I waited until my children were in junior school and able to understand how out lives would change and the restrictions it places.

PoppyRose32 · 14/10/2014 23:36

Just to add a different point of view - my children were very young when we were first assessed as foster carers. My younger son was just two when we started the process and still hadn't turned three by the time we were approved and had our first child placed with us. She was a newborn baby and fitted in brilliantly. She went out and about with us to all the toddler groups etc which DS2 was already going to.
In our LA contact workers collect foster children to go to contact so we didn't have to transport her anywhere, only be at home ready to hand her over and receive her back. I got a friend to look after DS2 if I had to go to anything formal eg a Review but no SW or HV ever suggested he shouldn't be around when they did home visits and he tagged along to baby clinic with me and baby.
As to whether your LA needs foster carers who only want under 2's, you really need to ask them as from reading these threads it seems to vary widely from one LA to another. Again, just from my own experience, we've been fostering a while now and my own kids are both at secondary school. We're now approved for 0-8 and have even expressed a preference for a school age child to free me up during the daytime for some voluntary work I'd like to get involved in. But still the last two placements we have had, including our current one, have been newborns. So round here it doesn't seem as if they have a surplus of potential newborn foster carers.
Good luck whatever you decide to do!

hollie84 · 15/10/2014 21:18

Thanks Poppy that sounds really positive.

OP posts:
hollie84 · 16/10/2014 21:07

I have spoken to my LA, and interestingly their only restriction on the age of birth children seems to be that the youngest must be at least 12 months.

OP posts:
wonderpants · 17/10/2014 09:09

In fairness, although it may read negatively, I think foster carers talk from experience and not trying to sell fostering like the la/IFA do! The reality is very different to what they sell at open evenings and on training.

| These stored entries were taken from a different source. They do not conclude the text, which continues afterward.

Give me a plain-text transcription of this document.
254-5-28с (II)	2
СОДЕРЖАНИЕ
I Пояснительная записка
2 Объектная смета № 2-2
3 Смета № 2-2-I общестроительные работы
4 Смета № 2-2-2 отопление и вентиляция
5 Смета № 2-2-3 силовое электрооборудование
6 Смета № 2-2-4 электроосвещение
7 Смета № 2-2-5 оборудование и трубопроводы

Disneyfan1995 · 24/10/2014 16:01

DS was 3 and DD was 6 when we got our first placement (a newborn). We were lucky as she didn't have contact, although there were lots of meetings. It was hard on my DC when she left 18 months later, but fostering has been a really positive experience for them, and they nag me as to when we will get our next placement! We have also said to our LA no children who can talk (so under 2's) in order to protect our DC from hearing about the abuse that a lot of children in care have suffered. Hope this helps.